Describe whether your consultation service has working/active referral relationships with local community-based outpatient mental health and/or substance use disorder treatment specialty clinicians or office-based OUD treatment providers for ongoing assessment and/or treatment of suicide risk. Provide information on how relationships with local entities were established, and how they function. If current military service or Veteran status queried, describe how that affects your practice (e.g., consultation with and/or referral to military service or VA providers). Describe any efforts to insure cultural sensitivity and linguistic needs.
If your telehealth service provides community crisis services, and/or works with local crisis services, describe if your efforts also work to divert patients from the ED in the future.
Describe any pressing research questions about telehealth services for suicide prevention and overdose risk reduction and prevention in the ED.
Submitting a Response
All comments must be submitted via email as text or as an attached electronic document. Your responses should be addressed to: ResearchRTF@mail.nih.gov by August 30, 2019. Please include the Notice number in the subject line. Response to this RFI is voluntary. Responders are free to address any or all of the categories listed above. The submitted information will be reviewed by the NIH staff.
This request is for information and planning purposes only and should not be construed as a solicitation or as an obligation on the part of the Federal Government.

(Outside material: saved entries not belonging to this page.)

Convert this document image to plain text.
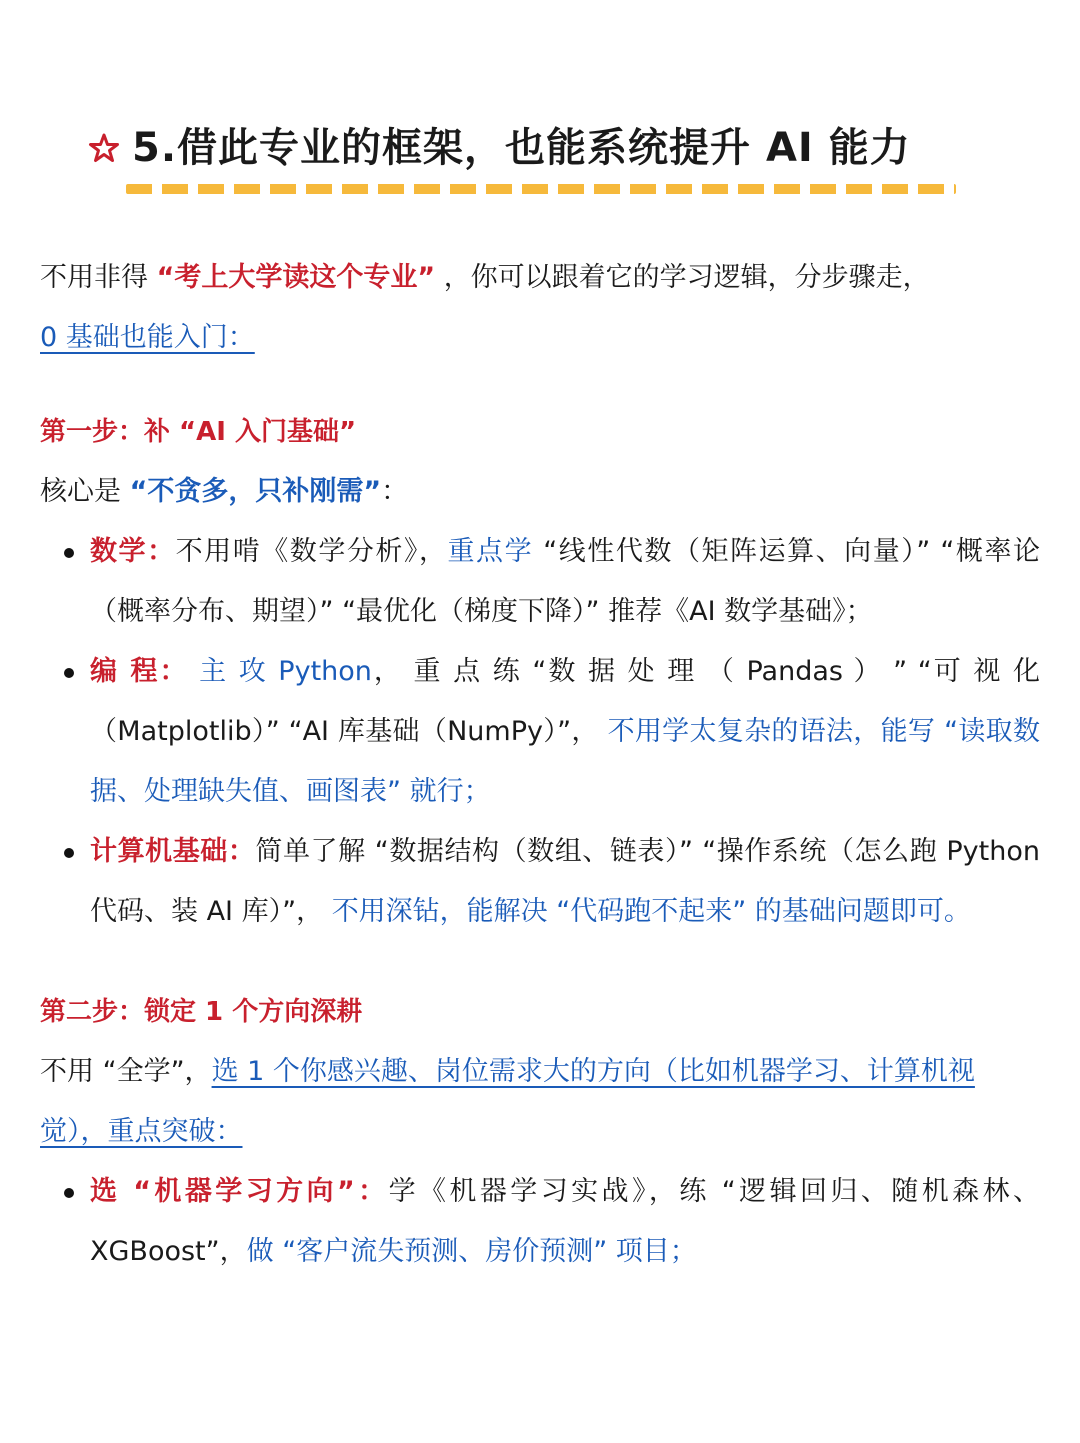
5.借此专业的框架，也能系统提升 AI 能力

不用非得 “考上大学读这个专业” ，你可以跟着它的学习逻辑，分步骤走，
0 基础也能入门：

第一步：补 “AI 入门基础”

核心是 “不贪多，只补刚需”：

数学：不用啃《数学分析》，重点学 “线性代数（矩阵运算、向量）” “概率论（概率分布、期望）” “最优化（梯度下降）” 推荐《AI 数学基础》；
编 程： 主 攻 Python， 重 点 练 “数 据 处 理 （ Pandas ） ” “可 视 化（Matplotlib）” “AI 库基础（NumPy）”， 不用学太复杂的语法，能写 “读取数据、处理缺失值、画图表” 就行；
计算机基础：简单了解 “数据结构（数组、链表）” “操作系统（怎么跑 Python 代码、装 AI 库）”， 不用深钻，能解决 “代码跑不起来” 的基础问题即可。

第二步：锁定 1 个方向深耕

不用 “全学”，选 1 个你感兴趣、岗位需求大的方向（比如机器学习、计算机视觉），重点突破：

选 “机器学习方向”：学《机器学习实战》，练 “逻辑回归、随机森林、XGBoost”，做 “客户流失预测、房价预测” 项目；
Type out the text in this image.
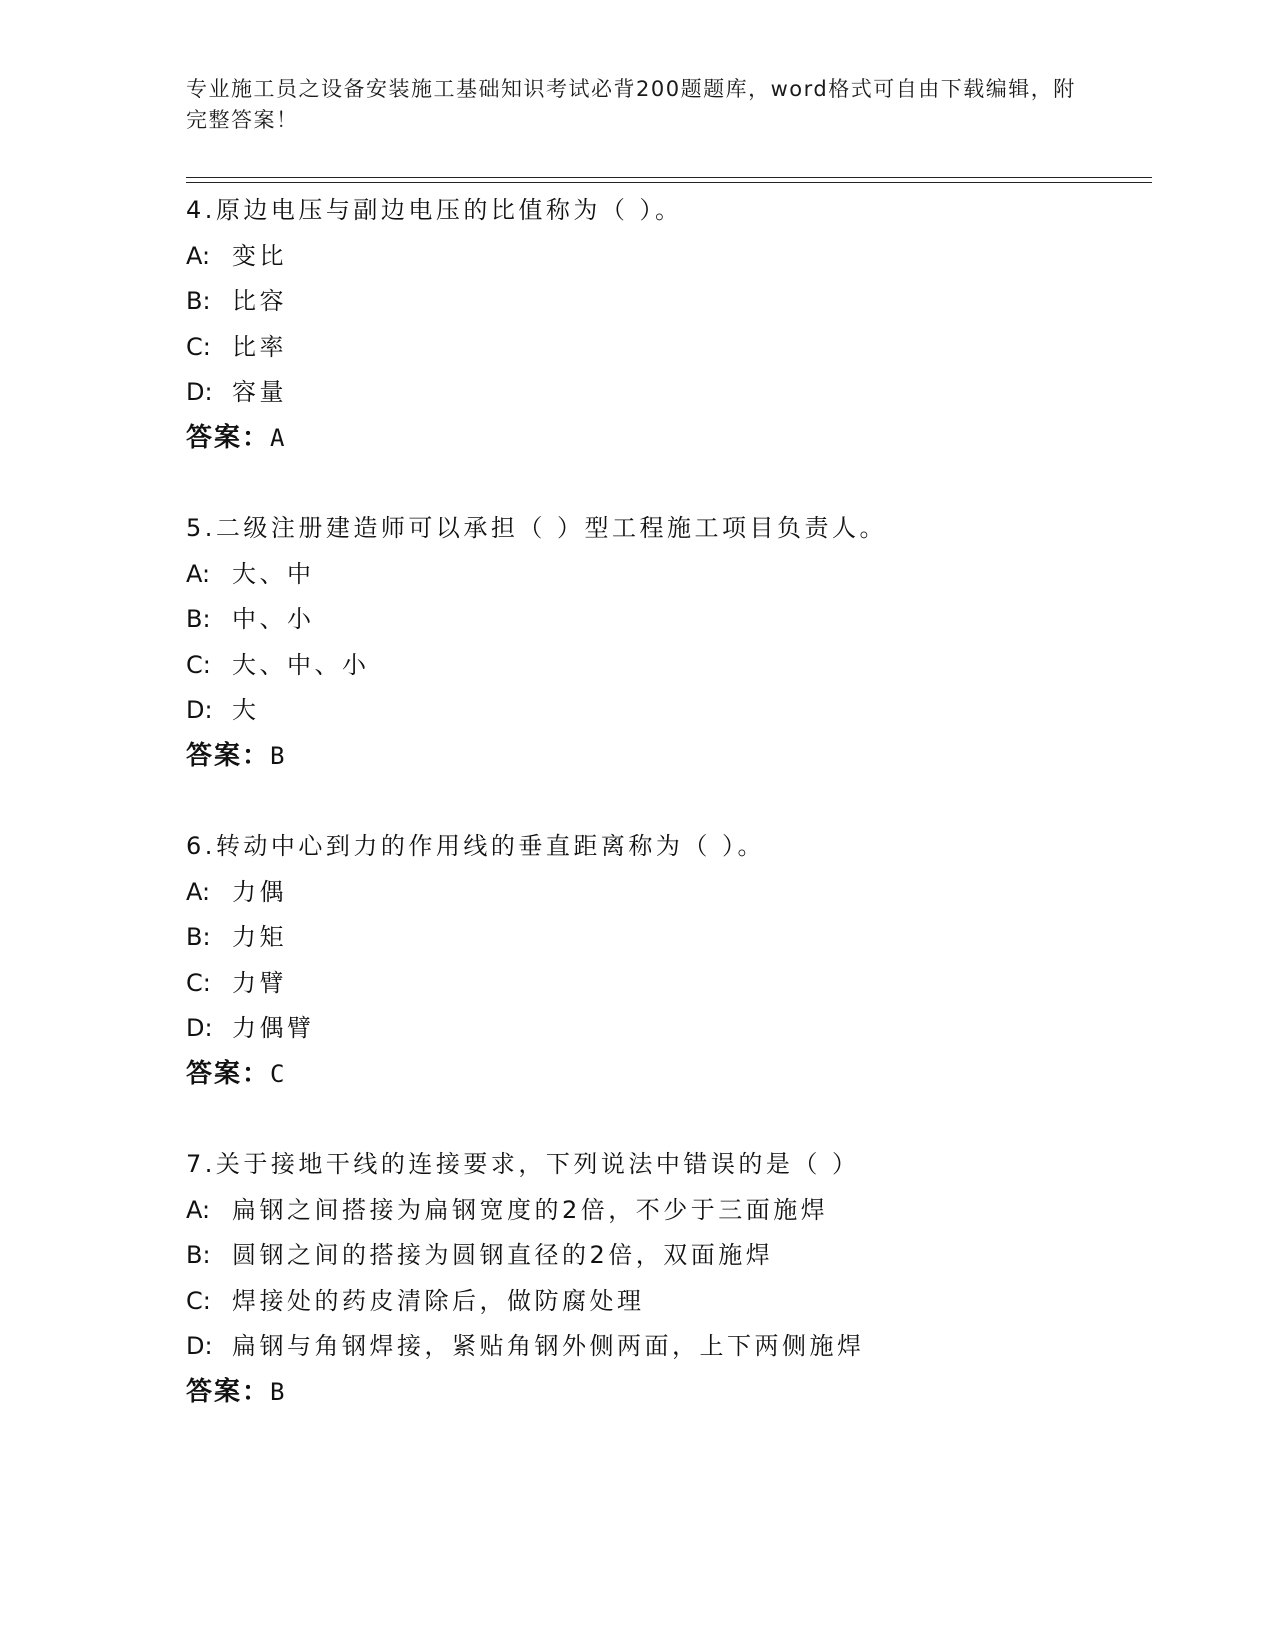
专业施工员之设备安装施工基础知识考试必背200题题库，word格式可自由下载编辑，附完整答案！
4.原边电压与副边电压的比值称为（ ）。
A: 变比
B: 比容
C: 比率
D: 容量
答案：A
5.二级注册建造师可以承担（ ）型工程施工项目负责人。
A: 大、中
B: 中、小
C: 大、中、小
D: 大
答案：B
6.转动中心到力的作用线的垂直距离称为（ ）。
A: 力偶
B: 力矩
C: 力臂
D: 力偶臂
答案：C
7.关于接地干线的连接要求，下列说法中错误的是（ ）
A: 扁钢之间搭接为扁钢宽度的2倍，不少于三面施焊
B: 圆钢之间的搭接为圆钢直径的2倍，双面施焊
C: 焊接处的药皮清除后，做防腐处理
D: 扁钢与角钢焊接，紧贴角钢外侧两面，上下两侧施焊
答案：B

The NIH does not intend to make any awards based on responses to this RFI or to otherwise pay for the preparation of any information submitted or for the Government's use of such information.
The NIH will use the information submitted in response to this RFI at its discretion and will not provide comments to any responder's submission. However, responses to the RFI may be reflected in future funding opportunity announcements. The information provided will be analyzed and may be aggregated in reports. Respondents are advised that the Government is under no obligation to acknowledge receipt of the information received or provide feedback to respondents with respect to any information submitted. No proprietary, classified, confidential, or sensitive information should be included in your response. The Government reserves the right to use any non-proprietary technical information in any resultant solicitation(s).